Hitting Ctrl-C or sending a kill signal to the application does not seem to work. Typically, the server having the GPU gets stuck. Sometimes it doesn’t get stuck, but the application becomes a zombie and the kernel continues to run on the GPU. Rebooting the machine from the command line (either before or after hitting Crtl-C) also doesn’t work every time. In fact, it doesn’t work most of the time as the machine again gets stuck. Since I work remotely on that machine, this is a big issues for me, as I have to ask from someone to reboot physically the machine. And if it is afternoon, I have to wait until the next morning…

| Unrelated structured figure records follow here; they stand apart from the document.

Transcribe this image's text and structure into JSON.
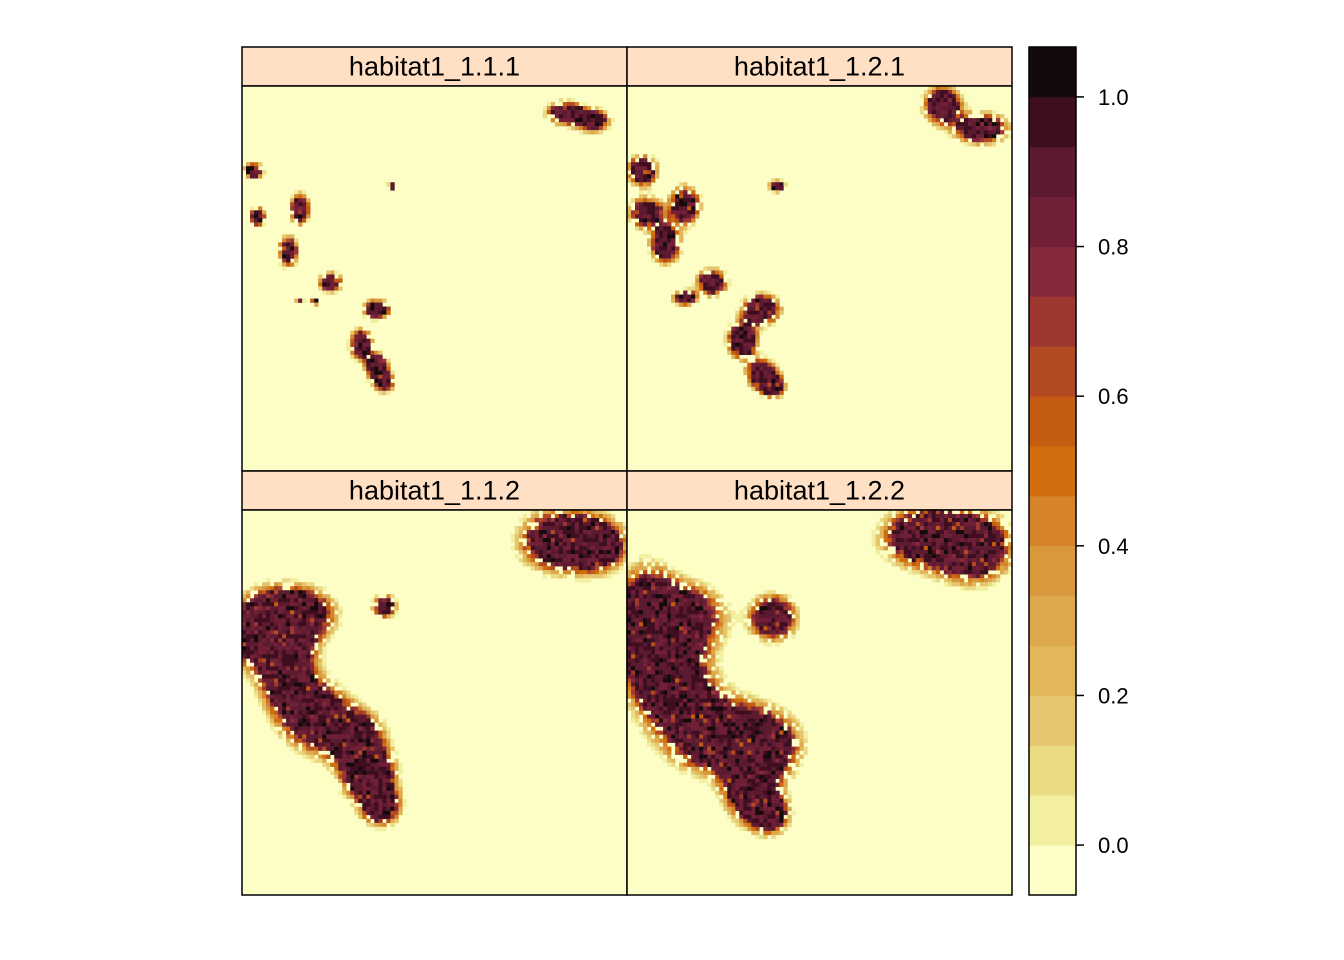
{
  "chart_data": {
    "type": "heatmap",
    "layout": "2x2 panels with shared colorbar on the right",
    "panels": [
      {
        "title": "habitat1_1.1.1",
        "blobs": [
          {
            "cx": 0.84,
            "cy": 0.07,
            "rx": 0.05,
            "ry": 0.03
          },
          {
            "cx": 0.91,
            "cy": 0.09,
            "rx": 0.045,
            "ry": 0.03
          },
          {
            "cx": 0.03,
            "cy": 0.22,
            "rx": 0.025,
            "ry": 0.02
          },
          {
            "cx": 0.04,
            "cy": 0.34,
            "rx": 0.02,
            "ry": 0.025
          },
          {
            "cx": 0.15,
            "cy": 0.32,
            "rx": 0.025,
            "ry": 0.04
          },
          {
            "cx": 0.12,
            "cy": 0.43,
            "rx": 0.025,
            "ry": 0.04
          },
          {
            "cx": 0.23,
            "cy": 0.51,
            "rx": 0.03,
            "ry": 0.025
          },
          {
            "cx": 0.35,
            "cy": 0.58,
            "rx": 0.035,
            "ry": 0.025
          },
          {
            "cx": 0.31,
            "cy": 0.67,
            "rx": 0.03,
            "ry": 0.04
          },
          {
            "cx": 0.35,
            "cy": 0.73,
            "rx": 0.03,
            "ry": 0.035
          },
          {
            "cx": 0.37,
            "cy": 0.77,
            "rx": 0.025,
            "ry": 0.025
          },
          {
            "cx": 0.15,
            "cy": 0.56,
            "rx": 0.01,
            "ry": 0.008
          },
          {
            "cx": 0.19,
            "cy": 0.56,
            "rx": 0.01,
            "ry": 0.008
          },
          {
            "cx": 0.39,
            "cy": 0.26,
            "rx": 0.01,
            "ry": 0.008
          }
        ]
      },
      {
        "title": "habitat1_1.2.1",
        "blobs": [
          {
            "cx": 0.82,
            "cy": 0.05,
            "rx": 0.05,
            "ry": 0.05
          },
          {
            "cx": 0.92,
            "cy": 0.11,
            "rx": 0.07,
            "ry": 0.04
          },
          {
            "cx": 0.04,
            "cy": 0.22,
            "rx": 0.04,
            "ry": 0.04
          },
          {
            "cx": 0.05,
            "cy": 0.33,
            "rx": 0.045,
            "ry": 0.04
          },
          {
            "cx": 0.15,
            "cy": 0.31,
            "rx": 0.04,
            "ry": 0.05
          },
          {
            "cx": 0.1,
            "cy": 0.41,
            "rx": 0.04,
            "ry": 0.05
          },
          {
            "cx": 0.22,
            "cy": 0.51,
            "rx": 0.04,
            "ry": 0.035
          },
          {
            "cx": 0.15,
            "cy": 0.55,
            "rx": 0.03,
            "ry": 0.02
          },
          {
            "cx": 0.35,
            "cy": 0.58,
            "rx": 0.05,
            "ry": 0.04
          },
          {
            "cx": 0.3,
            "cy": 0.66,
            "rx": 0.04,
            "ry": 0.05
          },
          {
            "cx": 0.35,
            "cy": 0.75,
            "rx": 0.04,
            "ry": 0.04
          },
          {
            "cx": 0.38,
            "cy": 0.78,
            "rx": 0.03,
            "ry": 0.03
          },
          {
            "cx": 0.39,
            "cy": 0.26,
            "rx": 0.02,
            "ry": 0.015
          }
        ]
      },
      {
        "title": "habitat1_1.1.2",
        "blobs": [
          {
            "cx": 0.82,
            "cy": 0.08,
            "rx": 0.1,
            "ry": 0.08
          },
          {
            "cx": 0.92,
            "cy": 0.09,
            "rx": 0.08,
            "ry": 0.07
          },
          {
            "cx": 0.06,
            "cy": 0.32,
            "rx": 0.1,
            "ry": 0.1
          },
          {
            "cx": 0.14,
            "cy": 0.27,
            "rx": 0.1,
            "ry": 0.07
          },
          {
            "cx": 0.12,
            "cy": 0.43,
            "rx": 0.07,
            "ry": 0.12
          },
          {
            "cx": 0.2,
            "cy": 0.54,
            "rx": 0.08,
            "ry": 0.09
          },
          {
            "cx": 0.3,
            "cy": 0.6,
            "rx": 0.07,
            "ry": 0.08
          },
          {
            "cx": 0.33,
            "cy": 0.69,
            "rx": 0.07,
            "ry": 0.07
          },
          {
            "cx": 0.36,
            "cy": 0.77,
            "rx": 0.05,
            "ry": 0.05
          },
          {
            "cx": 0.37,
            "cy": 0.25,
            "rx": 0.03,
            "ry": 0.03
          }
        ]
      },
      {
        "title": "habitat1_1.2.2",
        "blobs": [
          {
            "cx": 0.78,
            "cy": 0.07,
            "rx": 0.12,
            "ry": 0.08
          },
          {
            "cx": 0.9,
            "cy": 0.1,
            "rx": 0.1,
            "ry": 0.09
          },
          {
            "cx": 0.05,
            "cy": 0.3,
            "rx": 0.08,
            "ry": 0.15
          },
          {
            "cx": 0.13,
            "cy": 0.28,
            "rx": 0.12,
            "ry": 0.09
          },
          {
            "cx": 0.12,
            "cy": 0.45,
            "rx": 0.1,
            "ry": 0.12
          },
          {
            "cx": 0.22,
            "cy": 0.58,
            "rx": 0.12,
            "ry": 0.1
          },
          {
            "cx": 0.35,
            "cy": 0.61,
            "rx": 0.1,
            "ry": 0.09
          },
          {
            "cx": 0.32,
            "cy": 0.72,
            "rx": 0.07,
            "ry": 0.09
          },
          {
            "cx": 0.37,
            "cy": 0.79,
            "rx": 0.05,
            "ry": 0.05
          },
          {
            "cx": 0.38,
            "cy": 0.28,
            "rx": 0.06,
            "ry": 0.06
          }
        ]
      }
    ],
    "colorbar": {
      "range": [
        -0.0667,
        1.0667
      ],
      "ticks": [
        0.0,
        0.2,
        0.4,
        0.6,
        0.8,
        1.0
      ],
      "tick_labels": [
        "0.0",
        "0.2",
        "0.4",
        "0.6",
        "0.8",
        "1.0"
      ],
      "colors": [
        "#fcfec5",
        "#f3efa1",
        "#ebdb85",
        "#e5c66e",
        "#e2b65b",
        "#dea84c",
        "#da983d",
        "#d6842a",
        "#d06e0f",
        "#c45d12",
        "#b34b22",
        "#9d3830",
        "#85293a",
        "#701f36",
        "#5c1a30",
        "#3e0e20",
        "#140a0c"
      ]
    }
  }
}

So, the question is how to handle this. I have looked around and some suggest to use a signal handler, from where cudaResetDevice() will be called and then the application ends by calling exit(). However, there doesn’t seem to be any conclusive answer in any thread on any forum about whether this works reliably.
So, is there someone who has some definite answer about how to cleanly kill a CUDA application, having tested his/her solution?
So just hitting ctrl-c should cleanly kill your remote CUDA application.
If that doesn’t work I’m wondering if your problem has to do with bugs in the application itself? Buggy kernels (with for example silly INF loops) have certainly frozen up my system from time to time.
If you declare your own SIGINT handler, does it get called?
Unfortunately it doesn’t kill the application. And I am also certain that the system crashes are not due to a bug in the kernel I run, as I made the following test. I ran the kernel with some input and let it finish. Then I run it again with the same input, but when hitting Ctrl-C the system crashed. But even due to the nature of the code and the input it is very difficult to have an infinite loop in the kernel. The input is simply a number of initial values, final values and increments for each loop in the kernel. So, even inspecting the input is enough to see that there is no infinite loop. In any case, I also printed out these values from within the kernel for a small test case and everything is fine.
When the system doesn’t immediately crash after pressing Ctrl-C then yes, the process gets listed as defunct in a ps.
I haven’t installed yet a signal handler. I wanted to know whether this method will actually work, before investing time in implementing it, due to the issues I have read. It is not easy for me to try and implement this, as I will need to have someone constantly around the machine to reboot it, until I make this work correctly. So, I first wanted to know in theory if this is the recommended and actually working method.
I notice that your application has some input reading. In my application, the system crash was due to using CPU memory mapping when reading input. After I changed it to fread(), the issue was gone.
It seems that the problem was with the driver of the card. We upgraded to the latest driver (352.99) and the problem seems to have disappeared. Pressing Ctrl-C or using kill-9 now terminates the application and we haven’t seen any crashes of the system (until now).